Limitations & Future Work

  • Unable to undergo major geometric changes (constrained by NeRF depth).
  • ControlNet may fail to faithfully preserve content aligned with depth in the peripheral areas of large-scale, complex scenes.
  • Does not model view-dependent effects (like specular highlights).
  • Realistic editing of human faces carries ethical risks (deepfakes).
  • Exploratory directions: Combining 3D Gaussian Splatting as a replacement for NeRF; introducing stronger appearance conditions (such as texture mapping).
  • Comparison with ViCA-NeRF: The latter blends projection encodings in the latent space, yielding blurrier results; this work directly projects in pixel space.

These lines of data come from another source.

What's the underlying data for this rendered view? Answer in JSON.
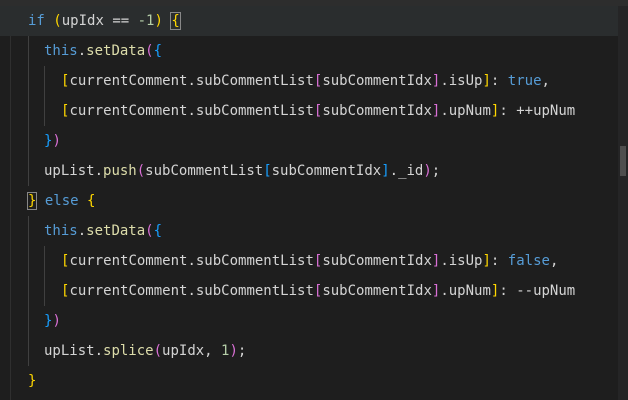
{
  "editor": {
    "lines": [
      {
        "tokens": [
          {
            "t": "if",
            "c": "kw"
          },
          {
            "t": " ",
            "c": "plain"
          },
          {
            "t": "(",
            "c": "pl1"
          },
          {
            "t": "upIdx",
            "c": "plain"
          },
          {
            "t": " == ",
            "c": "op"
          },
          {
            "t": "-1",
            "c": "num"
          },
          {
            "t": ")",
            "c": "pl1"
          },
          {
            "t": " ",
            "c": "plain"
          },
          {
            "t": "{",
            "c": "pl1"
          }
        ]
      },
      {
        "tokens": [
          {
            "t": "this",
            "c": "this"
          },
          {
            "t": ".",
            "c": "plain"
          },
          {
            "t": "setData",
            "c": "fn"
          },
          {
            "t": "(",
            "c": "pl2"
          },
          {
            "t": "{",
            "c": "pl3"
          }
        ]
      },
      {
        "tokens": [
          {
            "t": "[",
            "c": "pl1"
          },
          {
            "t": "currentComment.subCommentList",
            "c": "plain"
          },
          {
            "t": "[",
            "c": "pl2"
          },
          {
            "t": "subCommentIdx",
            "c": "plain"
          },
          {
            "t": "]",
            "c": "pl2"
          },
          {
            "t": ".isUp",
            "c": "plain"
          },
          {
            "t": "]",
            "c": "pl1"
          },
          {
            "t": ": ",
            "c": "plain"
          },
          {
            "t": "true",
            "c": "bool"
          },
          {
            "t": ",",
            "c": "plain"
          }
        ]
      },
      {
        "tokens": [
          {
            "t": "[",
            "c": "pl1"
          },
          {
            "t": "currentComment.subCommentList",
            "c": "plain"
          },
          {
            "t": "[",
            "c": "pl2"
          },
          {
            "t": "subCommentIdx",
            "c": "plain"
          },
          {
            "t": "]",
            "c": "pl2"
          },
          {
            "t": ".upNum",
            "c": "plain"
          },
          {
            "t": "]",
            "c": "pl1"
          },
          {
            "t": ": ",
            "c": "plain"
          },
          {
            "t": "++",
            "c": "op"
          },
          {
            "t": "upNum",
            "c": "plain"
          }
        ]
      },
      {
        "tokens": [
          {
            "t": "}",
            "c": "pl3"
          },
          {
            "t": ")",
            "c": "pl2"
          }
        ]
      },
      {
        "tokens": [
          {
            "t": "upList",
            "c": "plain"
          },
          {
            "t": ".",
            "c": "plain"
          },
          {
            "t": "push",
            "c": "fn"
          },
          {
            "t": "(",
            "c": "pl2"
          },
          {
            "t": "subCommentList",
            "c": "plain"
          },
          {
            "t": "[",
            "c": "pl3"
          },
          {
            "t": "subCommentIdx",
            "c": "plain"
          },
          {
            "t": "]",
            "c": "pl3"
          },
          {
            "t": "._id",
            "c": "plain"
          },
          {
            "t": ")",
            "c": "pl2"
          },
          {
            "t": ";",
            "c": "plain"
          }
        ]
      },
      {
        "tokens": [
          {
            "t": "}",
            "c": "pl1"
          },
          {
            "t": " ",
            "c": "plain"
          },
          {
            "t": "else",
            "c": "kw"
          },
          {
            "t": " ",
            "c": "plain"
          },
          {
            "t": "{",
            "c": "pl1"
          }
        ]
      },
      {
        "tokens": [
          {
            "t": "this",
            "c": "this"
          },
          {
            "t": ".",
            "c": "plain"
          },
          {
            "t": "setData",
            "c": "fn"
          },
          {
            "t": "(",
            "c": "pl2"
          },
          {
            "t": "{",
            "c": "pl3"
          }
        ]
      },
      {
        "tokens": [
          {
            "t": "[",
            "c": "pl1"
          },
          {
            "t": "currentComment.subCommentList",
            "c": "plain"
          },
          {
            "t": "[",
            "c": "pl2"
          },
          {
            "t": "subCommentIdx",
            "c": "plain"
          },
          {
            "t": "]",
            "c": "pl2"
          },
          {
            "t": ".isUp",
            "c": "plain"
          },
          {
            "t": "]",
            "c": "pl1"
          },
          {
            "t": ": ",
            "c": "plain"
          },
          {
            "t": "false",
            "c": "bool"
          },
          {
            "t": ",",
            "c": "plain"
          }
        ]
      },
      {
        "tokens": [
          {
            "t": "[",
            "c": "pl1"
          },
          {
            "t": "currentComment.subCommentList",
            "c": "plain"
          },
          {
            "t": "[",
            "c": "pl2"
          },
          {
            "t": "subCommentIdx",
            "c": "plain"
          },
          {
            "t": "]",
            "c": "pl2"
          },
          {
            "t": ".upNum",
            "c": "plain"
          },
          {
            "t": "]",
            "c": "pl1"
          },
          {
            "t": ": ",
            "c": "plain"
          },
          {
            "t": "--",
            "c": "op"
          },
          {
            "t": "upNum",
            "c": "plain"
          }
        ]
      },
      {
        "tokens": [
          {
            "t": "}",
            "c": "pl3"
          },
          {
            "t": ")",
            "c": "pl2"
          }
        ]
      },
      {
        "tokens": [
          {
            "t": "upList",
            "c": "plain"
          },
          {
            "t": ".",
            "c": "plain"
          },
          {
            "t": "splice",
            "c": "fn"
          },
          {
            "t": "(",
            "c": "pl2"
          },
          {
            "t": "upIdx, ",
            "c": "plain"
          },
          {
            "t": "1",
            "c": "num"
          },
          {
            "t": ")",
            "c": "pl2"
          },
          {
            "t": ";",
            "c": "plain"
          }
        ]
      },
      {
        "tokens": [
          {
            "t": "}",
            "c": "pl1"
          }
        ]
      }
    ]
  },
  "theme": {
    "background": "#1e1e1e",
    "keyword": "#569cd6",
    "function": "#dcdcaa",
    "number": "#b5cea8",
    "bracket_level_1": "#ffd700",
    "bracket_level_2": "#da70d6",
    "bracket_level_3": "#179fff"
  }
}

  • The iterative strategy of Instruct-NeRF2NeRF essentially uses NeRF as a "consistency decoder," but this is ineffective for high-frequency content.

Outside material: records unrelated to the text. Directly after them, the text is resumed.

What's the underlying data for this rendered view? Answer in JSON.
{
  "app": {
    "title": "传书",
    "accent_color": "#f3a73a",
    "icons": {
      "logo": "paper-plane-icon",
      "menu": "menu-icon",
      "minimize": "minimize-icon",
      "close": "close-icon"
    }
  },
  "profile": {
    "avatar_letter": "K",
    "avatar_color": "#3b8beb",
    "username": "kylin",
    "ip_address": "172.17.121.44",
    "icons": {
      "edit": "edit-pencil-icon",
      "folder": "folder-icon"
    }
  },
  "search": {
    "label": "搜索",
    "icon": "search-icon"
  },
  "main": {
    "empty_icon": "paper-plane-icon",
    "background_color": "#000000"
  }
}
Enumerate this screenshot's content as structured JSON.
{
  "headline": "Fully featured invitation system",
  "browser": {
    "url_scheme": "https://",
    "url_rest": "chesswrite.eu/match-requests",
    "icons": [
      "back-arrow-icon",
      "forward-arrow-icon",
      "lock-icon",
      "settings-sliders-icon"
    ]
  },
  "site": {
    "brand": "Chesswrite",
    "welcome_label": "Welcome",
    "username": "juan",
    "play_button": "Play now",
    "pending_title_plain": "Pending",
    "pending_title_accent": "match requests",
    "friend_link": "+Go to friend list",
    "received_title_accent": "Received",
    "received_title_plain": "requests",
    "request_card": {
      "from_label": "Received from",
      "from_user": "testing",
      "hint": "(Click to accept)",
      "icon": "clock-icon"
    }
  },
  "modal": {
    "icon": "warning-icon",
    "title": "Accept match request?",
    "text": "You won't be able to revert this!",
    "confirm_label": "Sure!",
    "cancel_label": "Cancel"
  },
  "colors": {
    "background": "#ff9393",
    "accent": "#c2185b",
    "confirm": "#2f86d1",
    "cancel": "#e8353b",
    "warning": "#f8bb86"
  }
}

  • Inspiration: The depth/geometry-guided strategy can be extended to view consistency problems in scenarios like 3D Gaussian Splatting and video editing.

Rating

  • Novelty: ⭐⭐⭐⭐ The combination of depth-guided ControlNet + hybrid projection inpainting is novel and intuitive.
  • Experimental Thoroughness: ⭐⭐⭐⭐ Quantitative results on 24 editing scenes + multiple ablations + convergence speed analysis + extension experiments.
  • Writing Quality: ⭐⭐⭐⭐⭐ Clear illustrations, step-by-step comparative analysis of N=0/5/20, and precise motivation formulation.
  • Value: ⭐⭐⭐⭐ Highly practical, enabling editing completions within 20 minutes and providing an important reference paradigm for subsequent 3D editing methods.